Cancer: The genomics of childhood cancers
Nature
March 1, 2018

Thousands of childhood cancers have been characterized in detail at the genomic and molecular level. The results, presented in two papers published online in Nature this week, shed light on the causes of childhood cancer, and could aid the development of new therapies.
Stefan Pfister and colleagues identified the various genetic changes that had occurred in 914 young people with 24 molecularly distinct types of cancer, including the most frequent and clinically relevant ones, with an emphasis on tumours of the central nervous system. Mutations in genes involved in the repair of double-stranded DNA breaks were found in all cancer types, and 7% of the patients carried a disease-causing mutation in a candidate cancer predisposition gene. Half of the tumours contained mutations that potentially make them amenable to targeted treatments that either exist already or are currently in development.

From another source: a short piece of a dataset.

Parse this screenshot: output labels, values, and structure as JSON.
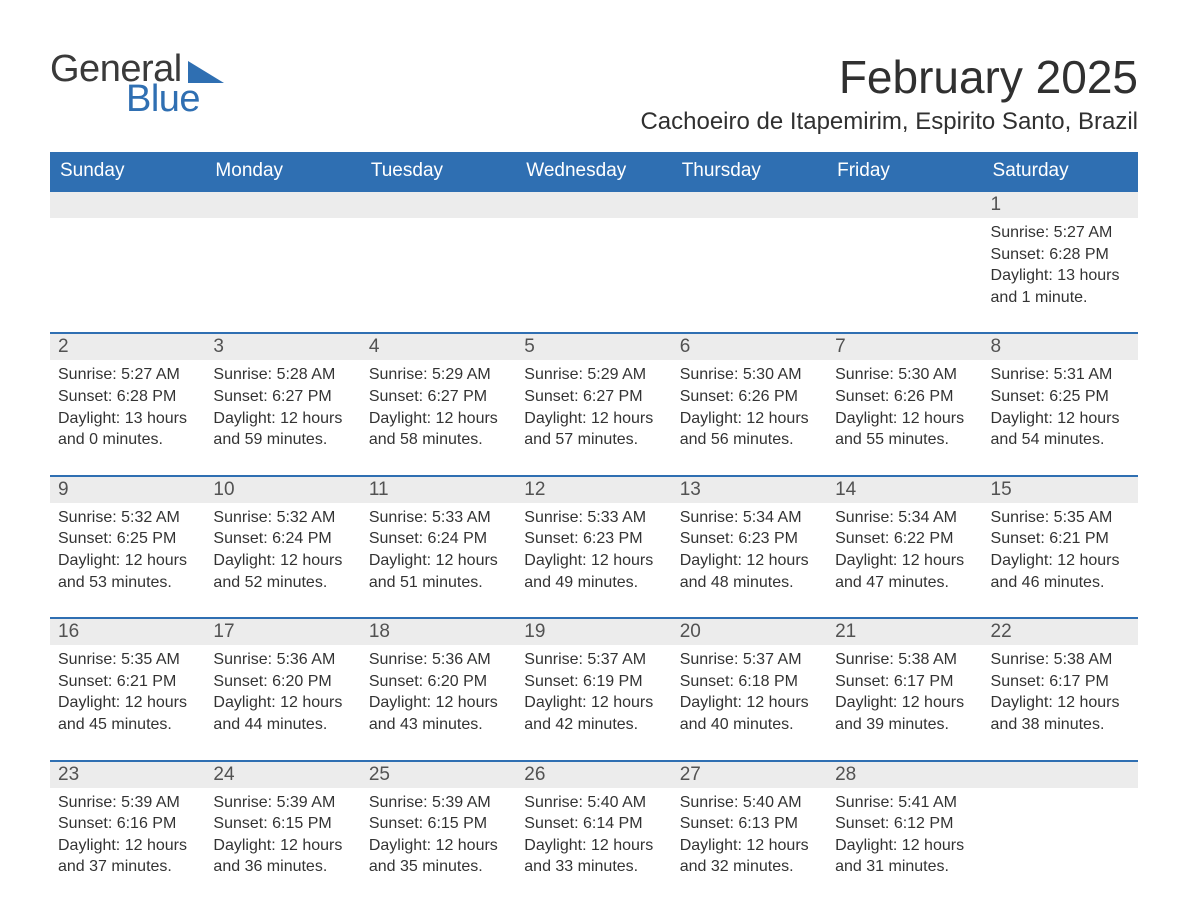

Jinghui Zhang and colleagues extended these findings further, focusing not only on DNA, but also on the messages transcribed from it. They analysed DNA changes and sequenced the genomes, exomes and transcriptomes of 1,699 paediatric leukaemia and solid tumours. They identified 142 genes associated with cancer in these paediatric patients, of which only 45% matched those found in similar studies of adult cancers. The authors also found eleven mutational signatures - areas in the genome in which mutational processes have left a distinctive mark - including one attributed to ultraviolet-light exposure.
Together, the studies raise hope - druggable targets do exist - but they also reveal that childhood cancers show many differences to their adult counterparts, a fact that needs to be taken into account as new therapies are developed.